Ques. Who is the earliest writer on this subject?

Ans. Julius Cæsar. His account is considered perfectly reliable, although, to render it more intelligible, he gives to the Celtic gods the names of the Greek and Roman divinities whom they resemble.

Ques. What were the principal characteristics of Druidism?

Ans. The belief in one Supreme Being: in the immortality of the soul, and a future state of rewards and punishments. This last doctrine takes with them, as with the Hindoos, the form of metempsychosis. The religion of the Druids was farther characterized by the use of circular temples, open at the top; the worship of fire as the emblem of the sun, and the celebration of the ancient Tauric festival, (held on the first of May, when the sun enters Taurus.)

Ques. What name did the Druids give to the Supreme Being?

Ans. Esus, or Hesus; although this is sometimes mentioned as the appellation of a subordinate divinity. Superior to the Roman Jupiter, or the Zeus of the Greeks, Esus had no parentage; was subject to no fate; he was free and self-existent, and the creation of the world was his own voluntary act. The Druids taught that excepting this Supreme God, all things had a beginning, but that nothing created would ever have an end. Notwithstanding these enlightened ideas, they reverenced many other divinities. The Assyrian Baal was worshipped among the Celts as Bel or Belen. As he represented the sun, the Romans recognized in him their god Apollo. Diodorus Siculus, a contemporary of Cæsar, makes the following statement on the authority of an ancient Greek writer.

“Apollo,” he says, “is worshipped with solemn rites by the inhabitants of a large island, which lies off the coast of Gaul, in the Northern Ocean.
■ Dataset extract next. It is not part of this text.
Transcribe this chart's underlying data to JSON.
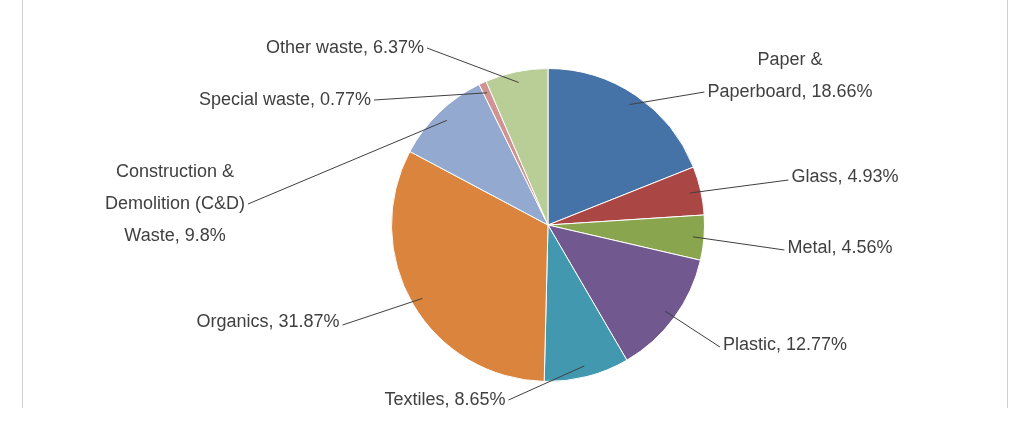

This island is inhabited by the Hyperboreans, so named because they live beyond the region of the north wind. The god has there a remarkable temple, circular in form, and a magnificent forest is consecrated to him.” It is generally supposed that the temple alluded to by Diodorus, was the Druidical circle of Stonehenge, of which we shall speak later.

Ques. Who was Teu´tates?

Ans. This name is thought to be derived from “Tut-tat,” signifying “parent of men.” This god was much honored by the Gauls, who attributed to him the invention of letters and poetry. According to the Triads, (Druidical verses,) he “wrote upon stone the arts and the sciences of the world.” In his more beneficent character, the name Gwyon was often given to this divinity. He resembles, both in name and attributes, Thoth, the Mercury of Egypt and Phœnicia. The ancient Gauls had no idols, nor did they ever attempt any visible representation of their deities. When the Romans established their own worship in the country, they endeavored, according to their usual policy, to conciliate the conquered tribes by adopting their gods, and placing their images in the temples which they built. We read that Zenodorus, a famous sculptor, said by some to have been a native of Gaul, executed a statue of Teu´tates which cost forty million sestertia. He spent six years upon this great work.

Camul, the Celtic Mars, Tarann, the god of thunder, and many other divinities of inferior rank, were worshipped in Gaul and Germany.